On Day 103, sessions in the Essential Nursing Practice module for first year undergraduate nursing students are being dedicated to LB. The module covers the role of the Community Learning Disability Nurse and one of the specific topics today is about epilepsy; this is a core condition that our students learn about from the beginning of their programme (but also focus on throughout their course).

The Enquiry Based Learning Package is dedicated to Connor and students taking the module will be introduced to him at the beginning of the day. The Lecture on Introduction to Epilepsy will also be dedicated to Connor.

Information about Connor and the campaign will also be available for everyone working in or visiting our building on that day (through a slide on our plasma screen in the reception area of the building). We will continue to raise awareness about Connor, his life and untimely death throughout the coming year(s) – for as long as it takes.

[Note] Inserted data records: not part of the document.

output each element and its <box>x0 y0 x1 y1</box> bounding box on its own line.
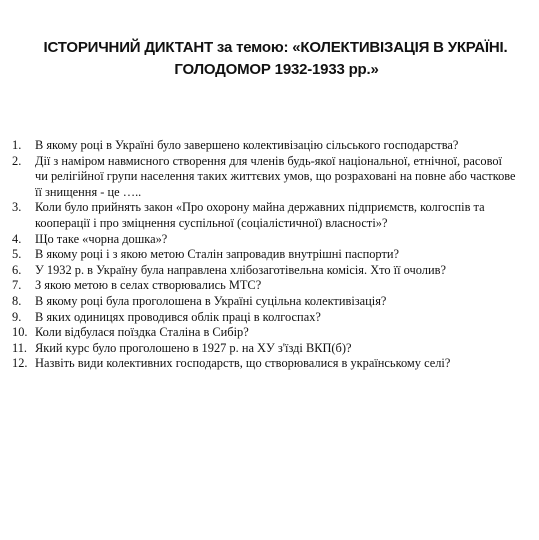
question-item <box>12 232 517 248</box>
question-number: 9. <box>12 309 22 324</box>
question-text: Дії з наміром навмисного створення для членів будь-якої національної, етнічної, расової чи релігійної групи населення таких життєвих умов, що розраховані на повне або часткове її знищення - це ….. <box>35 153 516 199</box>
question-text: В якому році і з якою метою Сталін запровадив внутрішні паспорти? <box>35 247 399 262</box>
question-item <box>12 200 517 231</box>
question-text: З якою метою в селах створювались МТС? <box>35 278 262 293</box>
title-line-2: ГОЛОДОМОР 1932-1933 рр.» <box>174 61 379 78</box>
question-text: В якому році була проголошена в Україні суцільна колективізація? <box>35 293 387 308</box>
question-item <box>12 325 517 341</box>
question-item <box>12 263 517 279</box>
question-text: Що таке «чорна дошка»? <box>35 231 168 246</box>
question-text: У 1932 р. в Україну була направлена хлібозаготівельна комісія. Хто її очолив? <box>35 262 446 277</box>
question-number: 7. <box>12 278 22 293</box>
question-item <box>12 138 517 154</box>
question-number: 3. <box>12 200 22 215</box>
title-line-1: ІСТОРИЧНИЙ ДИКТАНТ за темою: «КОЛЕКТИВІЗАЦІЯ В УКРАЇНІ. <box>43 39 508 56</box>
question-number: 2. <box>12 153 22 168</box>
question-item <box>12 356 517 372</box>
question-item <box>12 278 517 294</box>
question-number: 12. <box>12 356 28 371</box>
question-item <box>12 294 517 310</box>
question-number: 4. <box>12 231 22 246</box>
question-number: 6. <box>12 262 22 277</box>
question-list <box>12 138 517 372</box>
question-item <box>12 154 517 201</box>
question-text: Назвіть види колективних господарств, що створювалися в українському селі? <box>35 356 451 371</box>
question-number: 1. <box>12 138 22 152</box>
question-text: Який курс було проголошено в 1927 р. на ХУ з'їзді ВКП(б)? <box>35 340 352 355</box>
page-title <box>0 37 539 81</box>
question-item <box>12 310 517 326</box>
question-text: В якому році в Україні було завершено колективізацію сільського господарства? <box>35 138 459 152</box>
question-item <box>12 247 517 263</box>
question-text: Коли відбулася поїздка Сталіна в Сибір? <box>35 325 249 340</box>
question-number: 8. <box>12 293 22 308</box>
question-number: 10. <box>12 325 28 340</box>
question-text: Коли було прийнять закон «Про охорону майна державних підприємств, колгоспів та кооперації і про зміцнення суспільної (соціалістичної) власності»? <box>35 200 485 230</box>
question-number: 5. <box>12 247 22 262</box>
question-text: В яких одиницях проводився облік праці в колгоспах? <box>35 309 321 324</box>
question-item <box>12 341 517 357</box>
question-number: 11. <box>12 340 28 355</box>
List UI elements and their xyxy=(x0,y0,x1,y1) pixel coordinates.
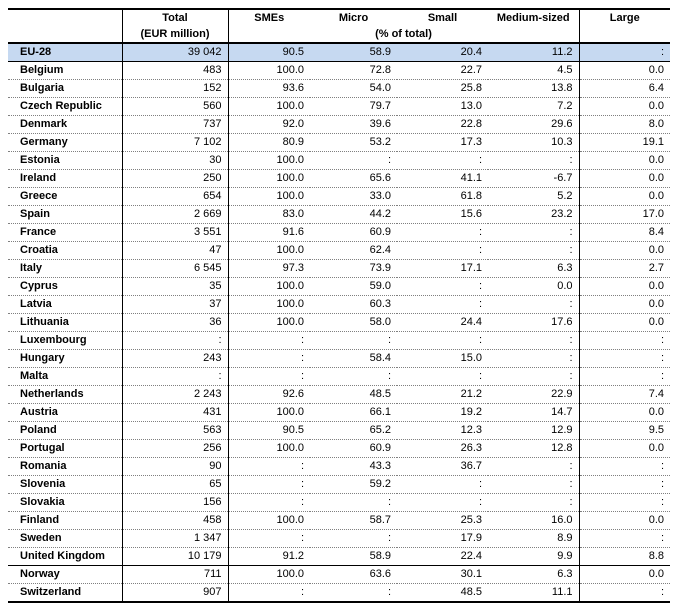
cell-small: 19.2 xyxy=(397,404,488,422)
cell-large: 0.0 xyxy=(579,404,670,422)
header-row-1 xyxy=(8,9,670,26)
cell-medium: : xyxy=(488,332,579,350)
cell-medium: 12.8 xyxy=(488,440,579,458)
table-row xyxy=(8,458,670,476)
cell-micro: 54.0 xyxy=(310,80,397,98)
cell-small: : xyxy=(397,332,488,350)
cell-small: 22.7 xyxy=(397,62,488,80)
cell-smes: 100.0 xyxy=(228,404,310,422)
cell-large: : xyxy=(579,530,670,548)
cell-smes: 100.0 xyxy=(228,242,310,260)
cell-large: 0.0 xyxy=(579,512,670,530)
cell-large: 0.0 xyxy=(579,152,670,170)
table-row xyxy=(8,584,670,603)
row-label: Poland xyxy=(8,422,122,440)
row-label: EU-28 xyxy=(8,43,122,62)
cell-micro: 33.0 xyxy=(310,188,397,206)
cell-micro: : xyxy=(310,584,397,603)
table-row xyxy=(8,242,670,260)
cell-large: 0.0 xyxy=(579,170,670,188)
row-label: Finland xyxy=(8,512,122,530)
cell-small: 15.0 xyxy=(397,350,488,368)
row-label: Germany xyxy=(8,134,122,152)
cell-micro: 60.3 xyxy=(310,296,397,314)
data-table xyxy=(8,8,670,603)
cell-smes: 92.6 xyxy=(228,386,310,404)
cell-small: 30.1 xyxy=(397,566,488,584)
row-label: Netherlands xyxy=(8,386,122,404)
cell-micro: : xyxy=(310,332,397,350)
cell-micro: 62.4 xyxy=(310,242,397,260)
cell-large: 0.0 xyxy=(579,278,670,296)
row-label: Slovenia xyxy=(8,476,122,494)
table-row-aggregate xyxy=(8,43,670,62)
row-label: Latvia xyxy=(8,296,122,314)
row-label: Sweden xyxy=(8,530,122,548)
cell-total: 711 xyxy=(122,566,228,584)
cell-micro: 44.2 xyxy=(310,206,397,224)
cell-micro: 65.6 xyxy=(310,170,397,188)
cell-total: 36 xyxy=(122,314,228,332)
row-label: Romania xyxy=(8,458,122,476)
cell-medium: 7.2 xyxy=(488,98,579,116)
cell-medium: : xyxy=(488,350,579,368)
cell-total: 243 xyxy=(122,350,228,368)
row-label: Denmark xyxy=(8,116,122,134)
cell-small: 15.6 xyxy=(397,206,488,224)
row-label: Italy xyxy=(8,260,122,278)
cell-small: 26.3 xyxy=(397,440,488,458)
cell-medium: 23.2 xyxy=(488,206,579,224)
cell-medium: 11.1 xyxy=(488,584,579,603)
cell-smes: 93.6 xyxy=(228,80,310,98)
cell-smes: 92.0 xyxy=(228,116,310,134)
cell-micro: : xyxy=(310,494,397,512)
row-label: Estonia xyxy=(8,152,122,170)
cell-smes: 100.0 xyxy=(228,152,310,170)
cell-medium: : xyxy=(488,368,579,386)
cell-total: 256 xyxy=(122,440,228,458)
cell-micro: 39.6 xyxy=(310,116,397,134)
row-label: Cyprus xyxy=(8,278,122,296)
cell-micro: 59.2 xyxy=(310,476,397,494)
cell-medium: -6.7 xyxy=(488,170,579,188)
table-row xyxy=(8,206,670,224)
cell-large: 9.5 xyxy=(579,422,670,440)
row-label: Spain xyxy=(8,206,122,224)
header-smes: SMEs xyxy=(228,9,310,26)
cell-medium: : xyxy=(488,476,579,494)
cell-large: 0.0 xyxy=(579,566,670,584)
cell-medium: : xyxy=(488,458,579,476)
header-empty-cell-3 xyxy=(579,26,670,43)
cell-total: 1 347 xyxy=(122,530,228,548)
cell-large: 17.0 xyxy=(579,206,670,224)
cell-total: 3 551 xyxy=(122,224,228,242)
cell-large: : xyxy=(579,350,670,368)
cell-total: 654 xyxy=(122,188,228,206)
cell-medium: 12.9 xyxy=(488,422,579,440)
cell-small: 17.9 xyxy=(397,530,488,548)
cell-small: 24.4 xyxy=(397,314,488,332)
cell-total: 483 xyxy=(122,62,228,80)
cell-total: : xyxy=(122,368,228,386)
cell-total: 6 545 xyxy=(122,260,228,278)
table-row xyxy=(8,296,670,314)
cell-large: 19.1 xyxy=(579,134,670,152)
header-empty-cell-2 xyxy=(8,26,122,43)
cell-smes: : xyxy=(228,530,310,548)
cell-medium: 0.0 xyxy=(488,278,579,296)
cell-medium: 16.0 xyxy=(488,512,579,530)
cell-small: 22.4 xyxy=(397,548,488,566)
table-row xyxy=(8,152,670,170)
row-label: United Kingdom xyxy=(8,548,122,566)
cell-total: 37 xyxy=(122,296,228,314)
cell-large: : xyxy=(579,368,670,386)
cell-small: 12.3 xyxy=(397,422,488,440)
cell-micro: 58.7 xyxy=(310,512,397,530)
table-row xyxy=(8,512,670,530)
table-row xyxy=(8,260,670,278)
table-row xyxy=(8,548,670,566)
cell-medium: 22.9 xyxy=(488,386,579,404)
cell-large: : xyxy=(579,332,670,350)
cell-large: 2.7 xyxy=(579,260,670,278)
cell-micro: 65.2 xyxy=(310,422,397,440)
row-label: Belgium xyxy=(8,62,122,80)
cell-micro: 48.5 xyxy=(310,386,397,404)
table-row xyxy=(8,494,670,512)
cell-smes: : xyxy=(228,458,310,476)
cell-total: 47 xyxy=(122,242,228,260)
cell-large: 8.0 xyxy=(579,116,670,134)
cell-medium: 10.3 xyxy=(488,134,579,152)
cell-large: : xyxy=(579,458,670,476)
cell-smes: : xyxy=(228,584,310,603)
cell-total: 152 xyxy=(122,80,228,98)
cell-small: 61.8 xyxy=(397,188,488,206)
row-label: Malta xyxy=(8,368,122,386)
cell-micro: 72.8 xyxy=(310,62,397,80)
table-row xyxy=(8,80,670,98)
cell-medium: 5.2 xyxy=(488,188,579,206)
header-total-unit: (EUR million) xyxy=(122,26,228,43)
table-row xyxy=(8,476,670,494)
table-row xyxy=(8,404,670,422)
cell-medium: 17.6 xyxy=(488,314,579,332)
table-row xyxy=(8,314,670,332)
cell-smes: 90.5 xyxy=(228,422,310,440)
table-body xyxy=(8,43,670,602)
table-row xyxy=(8,386,670,404)
row-label: Luxembourg xyxy=(8,332,122,350)
row-label: Portugal xyxy=(8,440,122,458)
cell-total: 156 xyxy=(122,494,228,512)
header-micro: Micro xyxy=(310,9,397,26)
cell-smes: 100.0 xyxy=(228,566,310,584)
cell-smes: 100.0 xyxy=(228,296,310,314)
cell-smes: 100.0 xyxy=(228,512,310,530)
cell-small: : xyxy=(397,494,488,512)
cell-smes: 97.3 xyxy=(228,260,310,278)
cell-small: 22.8 xyxy=(397,116,488,134)
cell-large: 8.8 xyxy=(579,548,670,566)
cell-large: 7.4 xyxy=(579,386,670,404)
cell-micro: 59.0 xyxy=(310,278,397,296)
cell-small: 41.1 xyxy=(397,170,488,188)
row-label: Croatia xyxy=(8,242,122,260)
cell-large: 0.0 xyxy=(579,314,670,332)
row-label: Slovakia xyxy=(8,494,122,512)
cell-total: 2 669 xyxy=(122,206,228,224)
cell-medium: : xyxy=(488,296,579,314)
table-row xyxy=(8,116,670,134)
table-row xyxy=(8,188,670,206)
cell-large: : xyxy=(579,584,670,603)
row-label: Hungary xyxy=(8,350,122,368)
cell-smes: 90.5 xyxy=(228,43,310,62)
cell-small: 25.3 xyxy=(397,512,488,530)
cell-micro: 53.2 xyxy=(310,134,397,152)
cell-small: : xyxy=(397,152,488,170)
cell-total: 563 xyxy=(122,422,228,440)
cell-large: : xyxy=(579,476,670,494)
table-row xyxy=(8,422,670,440)
row-label: France xyxy=(8,224,122,242)
cell-medium: 11.2 xyxy=(488,43,579,62)
cell-large: 0.0 xyxy=(579,296,670,314)
cell-small: 25.8 xyxy=(397,80,488,98)
header-total: Total xyxy=(122,9,228,26)
cell-total: 7 102 xyxy=(122,134,228,152)
cell-micro: 58.4 xyxy=(310,350,397,368)
cell-small: : xyxy=(397,242,488,260)
table-row xyxy=(8,332,670,350)
row-label: Czech Republic xyxy=(8,98,122,116)
cell-medium: 6.3 xyxy=(488,260,579,278)
cell-micro: : xyxy=(310,152,397,170)
cell-total: 737 xyxy=(122,116,228,134)
table-row xyxy=(8,278,670,296)
cell-small: 20.4 xyxy=(397,43,488,62)
cell-medium: : xyxy=(488,494,579,512)
cell-micro: 79.7 xyxy=(310,98,397,116)
cell-total: 250 xyxy=(122,170,228,188)
header-row-2 xyxy=(8,26,670,43)
cell-smes: 91.2 xyxy=(228,548,310,566)
cell-total: : xyxy=(122,332,228,350)
cell-smes: : xyxy=(228,494,310,512)
cell-medium: : xyxy=(488,224,579,242)
cell-small: : xyxy=(397,224,488,242)
cell-medium: 8.9 xyxy=(488,530,579,548)
cell-large: 0.0 xyxy=(579,242,670,260)
cell-micro: : xyxy=(310,368,397,386)
cell-total: 2 243 xyxy=(122,386,228,404)
cell-micro: 66.1 xyxy=(310,404,397,422)
cell-small: : xyxy=(397,476,488,494)
cell-large: 8.4 xyxy=(579,224,670,242)
cell-small: 17.1 xyxy=(397,260,488,278)
cell-smes: : xyxy=(228,476,310,494)
table-row xyxy=(8,368,670,386)
cell-total: 90 xyxy=(122,458,228,476)
table-row xyxy=(8,170,670,188)
cell-large: 0.0 xyxy=(579,188,670,206)
row-label: Lithuania xyxy=(8,314,122,332)
cell-smes: : xyxy=(228,332,310,350)
header-pct-unit: (% of total) xyxy=(228,26,579,43)
cell-small: 13.0 xyxy=(397,98,488,116)
cell-total: 35 xyxy=(122,278,228,296)
row-label: Greece xyxy=(8,188,122,206)
cell-large: 6.4 xyxy=(579,80,670,98)
row-label: Switzerland xyxy=(8,584,122,603)
cell-total: 560 xyxy=(122,98,228,116)
cell-micro: : xyxy=(310,530,397,548)
cell-smes: 91.6 xyxy=(228,224,310,242)
cell-smes: 100.0 xyxy=(228,62,310,80)
table-row xyxy=(8,62,670,80)
cell-small: 17.3 xyxy=(397,134,488,152)
cell-small: 21.2 xyxy=(397,386,488,404)
cell-smes: 100.0 xyxy=(228,314,310,332)
table-row xyxy=(8,440,670,458)
cell-medium: 4.5 xyxy=(488,62,579,80)
cell-large: 0.0 xyxy=(579,98,670,116)
header-small: Small xyxy=(397,9,488,26)
cell-large: : xyxy=(579,43,670,62)
table-row xyxy=(8,134,670,152)
header-empty-cell xyxy=(8,9,122,26)
cell-medium: : xyxy=(488,152,579,170)
cell-small: 48.5 xyxy=(397,584,488,603)
cell-smes: 100.0 xyxy=(228,440,310,458)
cell-smes: 100.0 xyxy=(228,188,310,206)
cell-micro: 73.9 xyxy=(310,260,397,278)
cell-total: 458 xyxy=(122,512,228,530)
table-row xyxy=(8,224,670,242)
cell-medium: 6.3 xyxy=(488,566,579,584)
cell-smes: 83.0 xyxy=(228,206,310,224)
cell-micro: 60.9 xyxy=(310,224,397,242)
cell-micro: 58.0 xyxy=(310,314,397,332)
cell-medium: 14.7 xyxy=(488,404,579,422)
cell-micro: 60.9 xyxy=(310,440,397,458)
cell-medium: 29.6 xyxy=(488,116,579,134)
cell-medium: 9.9 xyxy=(488,548,579,566)
table-row xyxy=(8,530,670,548)
row-label: Austria xyxy=(8,404,122,422)
row-label: Norway xyxy=(8,566,122,584)
cell-micro: 63.6 xyxy=(310,566,397,584)
row-label: Bulgaria xyxy=(8,80,122,98)
cell-small: 36.7 xyxy=(397,458,488,476)
cell-smes: : xyxy=(228,350,310,368)
cell-total: 431 xyxy=(122,404,228,422)
cell-smes: 80.9 xyxy=(228,134,310,152)
cell-smes: 100.0 xyxy=(228,98,310,116)
cell-total: 65 xyxy=(122,476,228,494)
table-row xyxy=(8,350,670,368)
header-medium: Medium-sized xyxy=(488,9,579,26)
cell-smes: 100.0 xyxy=(228,278,310,296)
table-row xyxy=(8,566,670,584)
cell-small: : xyxy=(397,278,488,296)
header-large: Large xyxy=(579,9,670,26)
cell-small: : xyxy=(397,296,488,314)
cell-medium: 13.8 xyxy=(488,80,579,98)
cell-small: : xyxy=(397,368,488,386)
cell-total: 30 xyxy=(122,152,228,170)
table-row xyxy=(8,98,670,116)
cell-micro: 43.3 xyxy=(310,458,397,476)
cell-medium: : xyxy=(488,242,579,260)
cell-large: 0.0 xyxy=(579,440,670,458)
cell-smes: 100.0 xyxy=(228,170,310,188)
cell-total: 39 042 xyxy=(122,43,228,62)
cell-total: 10 179 xyxy=(122,548,228,566)
data-table-container xyxy=(8,8,670,603)
cell-smes: : xyxy=(228,368,310,386)
row-label: Ireland xyxy=(8,170,122,188)
cell-micro: 58.9 xyxy=(310,43,397,62)
cell-large: : xyxy=(579,494,670,512)
cell-micro: 58.9 xyxy=(310,548,397,566)
cell-total: 907 xyxy=(122,584,228,603)
cell-large: 0.0 xyxy=(579,62,670,80)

The final person sharing today is Steve Broach, a barrister at Doughty Street Chambers. Described on twitter yesterday as a miracle, a ‘competent barrister able to put suffering people at ease’, Steve has very generously offered to run a legal webchat, an hour long Q&A session tonight at 7.30pm.

Steve will be holding a free web Q&A on the law in relation to education, health and care services for disabled young people in England. Steve will look at both the current law and the changes coming soon under the Children and Families Act 2014 and the Care Act 2014. He will also cover what the Human Rights Act 1998 should mean for the standard and quality of care disabled young people receive. Steve can only answer questions about the law in England, as the other UK nations have different legal frameworks, although some of the general points he makes will be relevant across the UK.

We are very grateful to Steve for his offer, and know that many of you will wish to make use of this opportunity. To participate you can send your questions in advance using the hashtag #JusticeforLBLaw, or add them on our facebook page, or as a comment to the web-chat blog page, and Steve will answer as many as possible tonight.

Please note Steve can only answer general questions about the law and cannot provide advice on individual cases during this session.

Please share the information about the web-chat far and wide, this is a great opportunity, and one that we hope many people will be able to learn from.